Turning donuts into PhDs

February 26, 2009

Yesterday at KIPAC tea, a graduate student wished everybody “a happy Mardi Gras”. This lost me, but later it made sense; when I got home to Little Britain there were pancakes for tea, for lo, it was Pancake Day, a.k.a. Shrove Tuesday. The pancakes were scrumptious but not enough for my hungry kids. Grad students are possibly even more voracious than teenagers, but luckily at KIPAC tea there is a goodly supply of donuts. This is an essential part of a PhD education of course; supply stodge and the students will turn up to the talks, absorbing some knowledge along with the sugar.

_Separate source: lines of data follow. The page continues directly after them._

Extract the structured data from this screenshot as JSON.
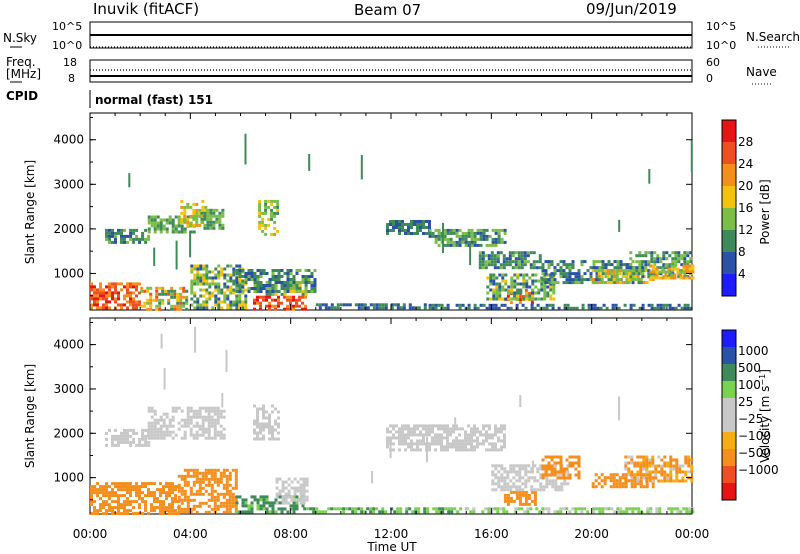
{
  "header": {
    "station": "Inuvik (fitACF)",
    "beam": "Beam 07",
    "date": "09/Jun/2019"
  },
  "panels": {
    "nsky": {
      "left_label": "N.Sky",
      "right_label": "N.Search",
      "ticks_left": [
        "10^5",
        "10^0"
      ],
      "ticks_right": [
        "10^5",
        "10^0"
      ]
    },
    "freq": {
      "left_label_1": "Freq.",
      "left_label_2": "[MHz]",
      "right_label": "Nave",
      "ticks_left": [
        "18",
        "8"
      ],
      "ticks_right": [
        "60",
        "0"
      ]
    },
    "cpid": {
      "label": "CPID",
      "mode_text": "normal (fast) 151"
    }
  },
  "colors": {
    "power": [
      "#1c1cff",
      "#2a52a8",
      "#3e8a5a",
      "#7bbd46",
      "#f4c20d",
      "#f68e1c",
      "#ef4f20",
      "#e61412"
    ],
    "velocity": [
      "#e61412",
      "#ef4f20",
      "#f68e1c",
      "#f5ad10",
      "#c8c8c8",
      "#c8c8c8",
      "#79d34e",
      "#3e8a5a",
      "#2a52a8",
      "#1c1cff"
    ],
    "background": "#ffffff"
  },
  "chart_data": [
    {
      "type": "heatmap",
      "title": "Power",
      "xlabel": "Time UT",
      "ylabel": "Slant Range [km]",
      "xlim": [
        "00:00",
        "24:00"
      ],
      "ylim": [
        180,
        4600
      ],
      "x_ticks": [
        "00:00",
        "04:00",
        "08:00",
        "12:00",
        "16:00",
        "20:00",
        "00:00"
      ],
      "y_ticks": [
        "1000",
        "2000",
        "3000",
        "4000"
      ],
      "colorbar_label": "Power [dB]",
      "colorbar_ticks": [
        "4",
        "8",
        "12",
        "16",
        "20",
        "24",
        "28"
      ],
      "colorbar_range": [
        0,
        32
      ],
      "regions": [
        {
          "t0": 0.0,
          "t1": 2.0,
          "r0": 200,
          "r1": 800,
          "v0": 20,
          "v1": 30
        },
        {
          "t0": 2.0,
          "t1": 3.8,
          "r0": 200,
          "r1": 700,
          "v0": 8,
          "v1": 26
        },
        {
          "t0": 0.6,
          "t1": 2.3,
          "r0": 1700,
          "r1": 2000,
          "v0": 6,
          "v1": 14
        },
        {
          "t0": 2.3,
          "t1": 4.2,
          "r0": 1900,
          "r1": 2300,
          "v0": 8,
          "v1": 16
        },
        {
          "t0": 3.6,
          "t1": 4.6,
          "r0": 2050,
          "r1": 2650,
          "v0": 12,
          "v1": 22
        },
        {
          "t0": 4.4,
          "t1": 5.3,
          "r0": 2000,
          "r1": 2450,
          "v0": 8,
          "v1": 16
        },
        {
          "t0": 4.0,
          "t1": 6.2,
          "r0": 200,
          "r1": 1200,
          "v0": 6,
          "v1": 20
        },
        {
          "t0": 6.7,
          "t1": 7.5,
          "r0": 1900,
          "r1": 2650,
          "v0": 10,
          "v1": 20
        },
        {
          "t0": 6.5,
          "t1": 8.6,
          "r0": 200,
          "r1": 500,
          "v0": 22,
          "v1": 30
        },
        {
          "t0": 7.0,
          "t1": 8.6,
          "r0": 500,
          "r1": 900,
          "v0": 8,
          "v1": 20
        },
        {
          "t0": 5.8,
          "t1": 9.0,
          "r0": 600,
          "r1": 1100,
          "v0": 5,
          "v1": 14
        },
        {
          "t0": 9.0,
          "t1": 13.5,
          "r0": 200,
          "r1": 330,
          "v0": 4,
          "v1": 12
        },
        {
          "t0": 11.8,
          "t1": 13.5,
          "r0": 1900,
          "r1": 2200,
          "v0": 5,
          "v1": 12
        },
        {
          "t0": 13.5,
          "t1": 16.5,
          "r0": 1600,
          "r1": 2000,
          "v0": 6,
          "v1": 16
        },
        {
          "t0": 15.5,
          "t1": 18.0,
          "r0": 1100,
          "r1": 1500,
          "v0": 6,
          "v1": 14
        },
        {
          "t0": 13.5,
          "t1": 24.0,
          "r0": 200,
          "r1": 320,
          "v0": 4,
          "v1": 12
        },
        {
          "t0": 16.5,
          "t1": 17.6,
          "r0": 380,
          "r1": 650,
          "v0": 18,
          "v1": 30
        },
        {
          "t0": 15.8,
          "t1": 18.5,
          "r0": 400,
          "r1": 1000,
          "v0": 6,
          "v1": 18
        },
        {
          "t0": 18.0,
          "t1": 22.0,
          "r0": 800,
          "r1": 1300,
          "v0": 6,
          "v1": 14
        },
        {
          "t0": 20.0,
          "t1": 22.5,
          "r0": 800,
          "r1": 1100,
          "v0": 12,
          "v1": 22
        },
        {
          "t0": 21.5,
          "t1": 24.0,
          "r0": 900,
          "r1": 1500,
          "v0": 6,
          "v1": 16
        },
        {
          "t0": 22.3,
          "t1": 24.0,
          "r0": 900,
          "r1": 1200,
          "v0": 14,
          "v1": 24
        }
      ]
    },
    {
      "type": "heatmap",
      "title": "Velocity",
      "xlabel": "Time UT",
      "ylabel": "Slant Range [km]",
      "xlim": [
        "00:00",
        "24:00"
      ],
      "ylim": [
        180,
        4600
      ],
      "x_ticks": [
        "00:00",
        "04:00",
        "08:00",
        "12:00",
        "16:00",
        "20:00",
        "00:00"
      ],
      "y_ticks": [
        "1000",
        "2000",
        "3000",
        "4000"
      ],
      "colorbar_label": "Velocity [m s^-1]",
      "colorbar_ticks": [
        "1000",
        "500",
        "100",
        "25",
        "−25",
        "−100",
        "−500",
        "−1000"
      ],
      "colorbar_range": [
        -1000,
        1000
      ],
      "regions": [
        {
          "t0": 0.0,
          "t1": 3.5,
          "r0": 200,
          "r1": 900,
          "v0": -500,
          "v1": -150
        },
        {
          "t0": 3.5,
          "t1": 5.8,
          "r0": 200,
          "r1": 1200,
          "v0": -400,
          "v1": -100
        },
        {
          "t0": 2.3,
          "t1": 5.3,
          "r0": 1900,
          "r1": 2600,
          "v0": -20,
          "v1": 20
        },
        {
          "t0": 0.6,
          "t1": 2.3,
          "r0": 1700,
          "r1": 2100,
          "v0": -20,
          "v1": 20
        },
        {
          "t0": 6.5,
          "t1": 7.5,
          "r0": 1900,
          "r1": 2650,
          "v0": -20,
          "v1": 20
        },
        {
          "t0": 5.8,
          "t1": 8.5,
          "r0": 200,
          "r1": 600,
          "v0": 60,
          "v1": 300
        },
        {
          "t0": 7.4,
          "t1": 8.6,
          "r0": 450,
          "r1": 1000,
          "v0": -20,
          "v1": 20
        },
        {
          "t0": 8.5,
          "t1": 15.0,
          "r0": 200,
          "r1": 330,
          "v0": 40,
          "v1": 150
        },
        {
          "t0": 11.8,
          "t1": 16.5,
          "r0": 1600,
          "r1": 2200,
          "v0": -20,
          "v1": 20
        },
        {
          "t0": 15.0,
          "t1": 24.0,
          "r0": 200,
          "r1": 330,
          "v0": -20,
          "v1": 100
        },
        {
          "t0": 16.5,
          "t1": 17.8,
          "r0": 400,
          "r1": 700,
          "v0": -500,
          "v1": -300
        },
        {
          "t0": 16.0,
          "t1": 19.0,
          "r0": 700,
          "r1": 1300,
          "v0": -20,
          "v1": 20
        },
        {
          "t0": 18.0,
          "t1": 19.5,
          "r0": 1000,
          "r1": 1500,
          "v0": -300,
          "v1": -100
        },
        {
          "t0": 20.0,
          "t1": 22.5,
          "r0": 800,
          "r1": 1100,
          "v0": -500,
          "v1": -200
        },
        {
          "t0": 21.3,
          "t1": 24.0,
          "r0": 900,
          "r1": 1500,
          "v0": -300,
          "v1": 20
        }
      ]
    }
  ]
}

Is this investment worth while ? Over at the PeterBlog, Professor C worries that we are over producing students, because only one in ten can become an academic. Actually, without this overproduction, Peter and I would be out of a job. Why does the Government pay for astronomers ? Because we do have an economic impact. Our product is people.

We all accept this where undergraduates are concerned. Half of our job is teaching; we do our bit for the academic sausage machine, churning out the scientically literate workforce our society needs. That makes it economically feasible to pay us for the other half of our job, scientific research. We tend to think of PhD students as part of this second world; our apprentices, each producing their magnum opus after three years. But that world has long gone. The PhD is an advanced training degree. A decade ago, while I was on PPARC Council, studentships were doubled. Why ? Because we were not getting enough astronomy done ? Nope. Because the captains of industry said “we can use more of these” and yea verily the Treasury purse strings were opened.

So the donuts make sense.

Mostly this is good. The Government is happy to continue paying for pure science, because they can see that every pound spent puts three back into the economy. But they must be thinking “hmmm.. wonder if we can squeeze six out of them ?” They already did this to us on undergraduate numbers. Postgrads could be next.